A new research by the Transparency International Georgia has shown that in the recent alliance of the radical nationalistic and fascist groups “there are traces of Russian meddling.” One of the prominent faces of the March of the Georgians, former MP Dimitri Lortkipanidze was appointed as the director of the Moscow-funded Primakov Georgian-Russian Public Centre.

The growing visibility of fascist groups and propaganda of radical intolerance in Georgia – as well as the polarization it causes in the society – clearly serves the Russian interests, but young radical right-wing activist’s agenda is far from being all about Russia.

Local issues nurture youth attraction to far right in the Georgian society. Failing to acknowledge that would only aggravate the situation.

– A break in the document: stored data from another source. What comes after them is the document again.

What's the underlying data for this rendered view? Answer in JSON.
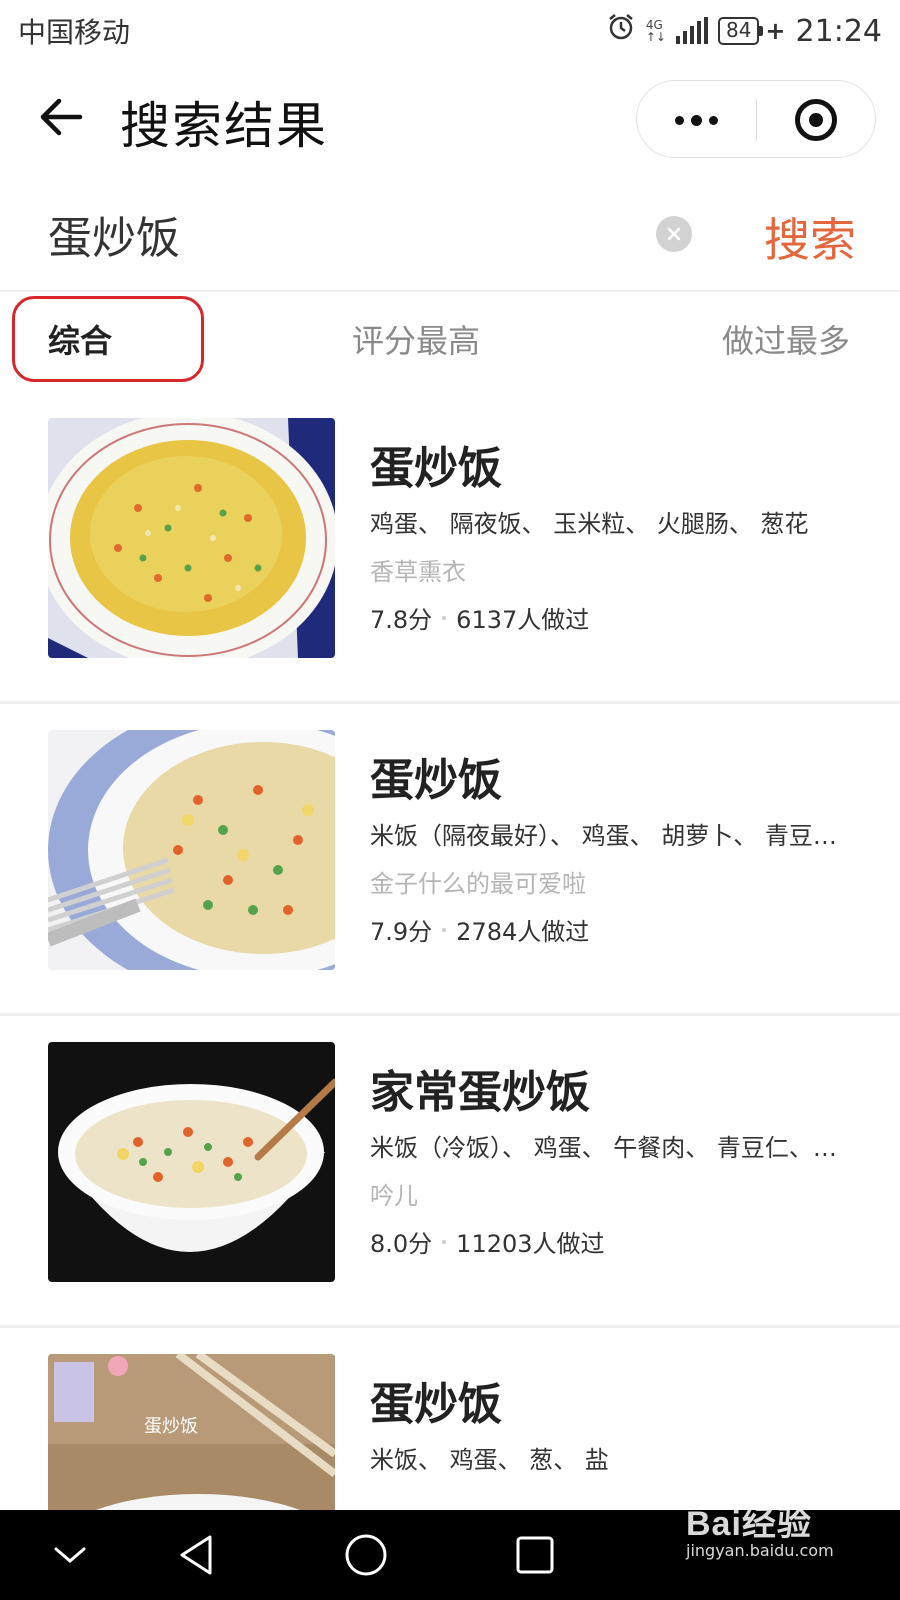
{
  "status_bar": {
    "carrier": "中国移动",
    "network_top": "4G",
    "network_bottom": "↑↓",
    "battery": "84",
    "time": "21:24",
    "icons": [
      "alarm-icon",
      "signal-icon",
      "battery-icon"
    ]
  },
  "header": {
    "back_icon": "back-arrow-icon",
    "title": "搜索结果",
    "capsule_icons": [
      "more-dots-icon",
      "close-target-icon"
    ]
  },
  "search": {
    "value": "蛋炒饭",
    "clear_icon": "clear-icon",
    "button_label": "搜索",
    "accent_color": "#e4663c"
  },
  "tabs": [
    {
      "label": "综合",
      "active": true
    },
    {
      "label": "评分最高",
      "active": false
    },
    {
      "label": "做过最多",
      "active": false
    }
  ],
  "highlight_color": "#d9262c",
  "results": [
    {
      "title": "蛋炒饭",
      "ingredients": "鸡蛋、 隔夜饭、 玉米粒、 火腿肠、 葱花",
      "author": "香草熏衣",
      "rating": "7.8分",
      "made_count": "6137人做过",
      "image": "fried-rice-plate-image"
    },
    {
      "title": "蛋炒饭",
      "ingredients": "米饭（隔夜最好）、 鸡蛋、 胡萝卜、 青豆…",
      "author": "金子什么的最可爱啦",
      "rating": "7.9分",
      "made_count": "2784人做过",
      "image": "fried-rice-with-fork-image"
    },
    {
      "title": "家常蛋炒饭",
      "ingredients": "米饭（冷饭）、 鸡蛋、 午餐肉、 青豆仁、…",
      "author": "吟儿",
      "rating": "8.0分",
      "made_count": "11203人做过",
      "image": "fried-rice-bowl-image"
    },
    {
      "title": "蛋炒饭",
      "ingredients": "米饭、 鸡蛋、 葱、 盐",
      "author": "",
      "rating": "",
      "made_count": "",
      "image": "fried-rice-chopsticks-image",
      "image_caption": "蛋炒饭"
    }
  ],
  "nav_bar": {
    "icons": [
      "collapse-chevron-icon",
      "back-triangle-icon",
      "home-circle-icon",
      "recents-square-icon"
    ]
  },
  "watermark": {
    "brand": "Bai经验",
    "url": "jingyan.baidu.com"
  }
}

A research from the Media Development Foundation, a Tbilisi-based watchdog, has shown, that in 2016-2017 “losing Georgian identity and values” represented one of the messages spread most widely by anti-Western, xenophobic media channels. These media have blamed the West for “imposing homosexuality” on Georgia. LGBTQ Georgians were portrayed as aliens, degenerate outsiders. According to the research, homophobia accounted for more than half of hate speech in public domain in 2017.

Ever since youth far-right groups started emerging in Georgia’s social networks in 2013-2014, the LGBTQ Georgians and all of their supporters became their main targets and scapegoats. Only 2015 refugee crisis in Europe made some Georgian far right groups shift their focus towards anti-immigrant discourse akin to that pedaled by Viktor Orbán – as defenders of white, Christian Europe. Unlike rather pro-Russian March of the Georgians, many young ultranationalists get their inspiration from the European far right. Their positions have acquired somewhat perversely pro-European tint, which confuses even the ultra-nationalists. For example in April 2016, Ghutidze and his fellow national-socialists organized a rally during Orbán’s visit in Tbilisi, greeting Hungarian government’s decision to attack the Central European University.

Various groups of online or offline nationalists propagate different ideas, yet one thing all have in common is aggressive rhetoric towards “the internal enemies.” Georgia’s far right activists are not just nativist, they primarily aim to “defend traditional values.” One of their preferred tactics in doing so is to tag and demonize specific “non-traditional” or “liberal” groups (and their sympathizers) as being “less Georgian.” Protesting against giving the public voice to non-heterosexual Georgians remained high on the Georgian young far right agenda.

“We got to streets to show people that feminists, LGBT-propagandists and drug-lovers cannot make revolutions in this country” – Ghutidze told me, explaining his motivation to get to the street during the weekend of Bassiani protests. He adds that “you cannot deal with [Russian] occupation, if you do not defeat the internal enemy and rot first.”